276P (see Poster Gallery) Adverse Family Physical Environment and Children's Cognitive Development in Early Childhood

Friday, January 13, 2023
Phoenix C, 3rd Level (Sheraton Phoenix Downtown)
* noted as presenting author
Lixia Zhang, PhD, Assistant Professor, University of Louisville
Background: Numerous research has documented the associations between family social factors (e.g., parental substance use) and children’s health outcomes. However, there is lack of research on how family physical environment (e.g., levels of chaos and deterioration) would impact children’s growth and wellness. In recent years, a body of emerging research indicated that adverse family physical environment was associated with various negative child outcomes, including physical health impairments, socio-emotional problems, and behavioral problems. Yet, few studies have examined if family physical environment is also related to child cognitive outcomes. Additionally, most of the family physical environment studies were cross-sectional, which limits the causal inference. To address the research gaps, this study utilized national longitudinal data to evaluate the associations between adverse family physical environment and children’s cognitive outcomes in early childhood.

Methods: This study adopted the U.S. Fragile Family and Child Well-Being Study (FFCWS) dataset to conduct research. FFCWS is a birth cohort study of 4,898 children born in large U.S. cities between 1998 and 2000. Mothers and fathers were interviewed soon after their children’s birth and follow-up interviews with both parents were conducted when children were 1, 3, 5, 9 and 15 years old. The current study used family physical environment data collected when children were 3 years old, and child cognitive outcomes data gathered when children were 5 years old.

Family physical environment was measured by the Infant-Toddler Child Care Home Observation of Environment (HOME). The subscale Home Interior Environment was used in this study. Child cognitive outcomes were assessed by Peabody Vocabulary Test score, Woodcock Johnson Letter-Word Identification score, and Sustained Attention Task score.

Statistical analyses were performed using SPSS version 24. Descriptive analyses were conducted for all study variables. Multivariate regression models were run to test if adverse family physical environment would predict child Peabody score, Woodcock score, and attention score. All multivariate regression models controlled for child gender, maternal age, race/ethnicity, education, income, and family social factors such as children’s adverse childhood experiences at age 3.

Results: Regression results indicated that adverse family environment was significantly related with child Peabody score (β = -.106; p< .0001; 95% CI = -1.405, -.541), Woodcock score (β = -.080; p = .002; 95% CI = -1.136, -.259), and attention score (β = -.060; p = .035; 95% CI = -.230, -.008), even when a series of confounding variables were controlled.

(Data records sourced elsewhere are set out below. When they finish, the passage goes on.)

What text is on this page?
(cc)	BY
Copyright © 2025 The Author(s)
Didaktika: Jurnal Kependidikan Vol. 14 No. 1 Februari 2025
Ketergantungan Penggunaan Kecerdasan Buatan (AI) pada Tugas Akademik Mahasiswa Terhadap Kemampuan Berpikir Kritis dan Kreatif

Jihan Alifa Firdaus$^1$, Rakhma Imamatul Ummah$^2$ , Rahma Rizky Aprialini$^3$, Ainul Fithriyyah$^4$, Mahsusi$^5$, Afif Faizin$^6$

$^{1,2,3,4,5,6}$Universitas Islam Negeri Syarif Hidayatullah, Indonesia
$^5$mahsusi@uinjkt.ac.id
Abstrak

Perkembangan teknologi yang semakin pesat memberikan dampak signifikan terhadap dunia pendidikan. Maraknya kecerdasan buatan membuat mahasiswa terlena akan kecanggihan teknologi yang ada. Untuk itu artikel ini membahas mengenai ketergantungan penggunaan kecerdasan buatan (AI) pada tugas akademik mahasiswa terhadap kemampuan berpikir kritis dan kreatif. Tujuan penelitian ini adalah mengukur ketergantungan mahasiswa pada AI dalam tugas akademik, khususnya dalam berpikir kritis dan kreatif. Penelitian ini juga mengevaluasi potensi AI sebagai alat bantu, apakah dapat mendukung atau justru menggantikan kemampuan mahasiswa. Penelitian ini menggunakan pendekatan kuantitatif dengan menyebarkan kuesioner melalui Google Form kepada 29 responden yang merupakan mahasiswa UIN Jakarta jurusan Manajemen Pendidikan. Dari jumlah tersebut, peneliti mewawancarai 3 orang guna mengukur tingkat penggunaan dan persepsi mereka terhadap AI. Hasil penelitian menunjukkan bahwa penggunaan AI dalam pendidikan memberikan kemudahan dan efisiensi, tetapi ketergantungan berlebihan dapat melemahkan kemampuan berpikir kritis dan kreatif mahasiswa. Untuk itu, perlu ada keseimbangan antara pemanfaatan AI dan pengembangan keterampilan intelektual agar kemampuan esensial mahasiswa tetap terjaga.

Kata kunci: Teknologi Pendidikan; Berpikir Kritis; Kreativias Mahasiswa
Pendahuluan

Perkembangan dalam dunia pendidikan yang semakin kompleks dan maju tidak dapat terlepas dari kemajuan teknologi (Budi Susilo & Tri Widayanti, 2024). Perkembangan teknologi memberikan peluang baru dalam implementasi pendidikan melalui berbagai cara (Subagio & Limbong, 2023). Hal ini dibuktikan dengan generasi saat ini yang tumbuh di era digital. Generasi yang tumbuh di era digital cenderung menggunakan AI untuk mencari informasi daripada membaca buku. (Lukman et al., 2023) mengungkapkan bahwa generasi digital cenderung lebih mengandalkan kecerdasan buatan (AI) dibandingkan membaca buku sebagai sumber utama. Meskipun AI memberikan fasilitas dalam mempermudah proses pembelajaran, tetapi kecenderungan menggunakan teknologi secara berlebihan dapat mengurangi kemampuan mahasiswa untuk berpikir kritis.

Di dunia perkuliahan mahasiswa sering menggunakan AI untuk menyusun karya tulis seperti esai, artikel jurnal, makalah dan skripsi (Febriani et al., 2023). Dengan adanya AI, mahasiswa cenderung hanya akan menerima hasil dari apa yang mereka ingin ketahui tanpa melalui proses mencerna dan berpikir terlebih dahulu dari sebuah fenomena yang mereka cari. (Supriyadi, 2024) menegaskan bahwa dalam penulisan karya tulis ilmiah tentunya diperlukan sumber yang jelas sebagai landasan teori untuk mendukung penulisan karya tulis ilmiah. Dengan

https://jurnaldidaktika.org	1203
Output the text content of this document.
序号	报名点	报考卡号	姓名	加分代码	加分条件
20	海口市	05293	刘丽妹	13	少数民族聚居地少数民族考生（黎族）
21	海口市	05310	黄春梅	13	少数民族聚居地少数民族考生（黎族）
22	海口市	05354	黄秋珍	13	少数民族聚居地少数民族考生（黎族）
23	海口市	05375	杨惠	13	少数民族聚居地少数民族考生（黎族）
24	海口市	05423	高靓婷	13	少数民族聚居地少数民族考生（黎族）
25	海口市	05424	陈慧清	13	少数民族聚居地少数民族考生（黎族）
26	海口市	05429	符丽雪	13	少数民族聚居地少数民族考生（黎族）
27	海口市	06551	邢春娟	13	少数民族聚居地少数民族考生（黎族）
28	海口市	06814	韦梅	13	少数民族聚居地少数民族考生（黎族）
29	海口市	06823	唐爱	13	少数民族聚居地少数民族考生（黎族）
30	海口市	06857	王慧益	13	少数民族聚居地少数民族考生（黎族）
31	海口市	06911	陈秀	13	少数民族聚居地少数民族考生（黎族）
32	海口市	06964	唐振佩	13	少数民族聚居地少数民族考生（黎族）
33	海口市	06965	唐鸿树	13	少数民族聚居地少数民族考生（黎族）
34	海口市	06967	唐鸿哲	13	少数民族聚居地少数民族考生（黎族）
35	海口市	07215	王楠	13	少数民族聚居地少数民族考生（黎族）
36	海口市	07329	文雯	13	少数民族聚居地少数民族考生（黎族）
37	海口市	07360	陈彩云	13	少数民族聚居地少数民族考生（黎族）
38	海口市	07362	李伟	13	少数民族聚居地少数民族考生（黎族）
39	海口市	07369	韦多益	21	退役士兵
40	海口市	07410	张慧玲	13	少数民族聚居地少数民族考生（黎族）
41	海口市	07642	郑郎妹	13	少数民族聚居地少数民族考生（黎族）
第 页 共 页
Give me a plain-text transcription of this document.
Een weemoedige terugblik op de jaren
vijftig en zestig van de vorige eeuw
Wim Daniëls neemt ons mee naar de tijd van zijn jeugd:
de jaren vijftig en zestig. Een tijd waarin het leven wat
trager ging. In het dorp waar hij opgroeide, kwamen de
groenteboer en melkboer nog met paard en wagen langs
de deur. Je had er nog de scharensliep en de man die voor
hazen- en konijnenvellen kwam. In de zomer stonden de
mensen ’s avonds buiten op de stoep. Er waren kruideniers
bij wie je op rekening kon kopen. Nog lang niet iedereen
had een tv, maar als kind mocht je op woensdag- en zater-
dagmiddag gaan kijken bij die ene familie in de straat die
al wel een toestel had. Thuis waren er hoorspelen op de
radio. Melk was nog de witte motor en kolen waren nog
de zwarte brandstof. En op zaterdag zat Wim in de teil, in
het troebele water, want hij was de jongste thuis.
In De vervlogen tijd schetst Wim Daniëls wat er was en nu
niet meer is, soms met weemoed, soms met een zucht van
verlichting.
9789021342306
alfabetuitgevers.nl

Conclusions and Implications: The current study found that there was significant impact of adverse family physical environment on young children’s cognitive outcomes among the U.S. fragile families. The study results indicate that addressing poor physical household conditions and achieving environmental justice may be great prevention and intervention for children’s negative outcomes. Further research is needed to examine the mechanisms that may explain the linkage between adverse family physical environment and children’s cognitive performance.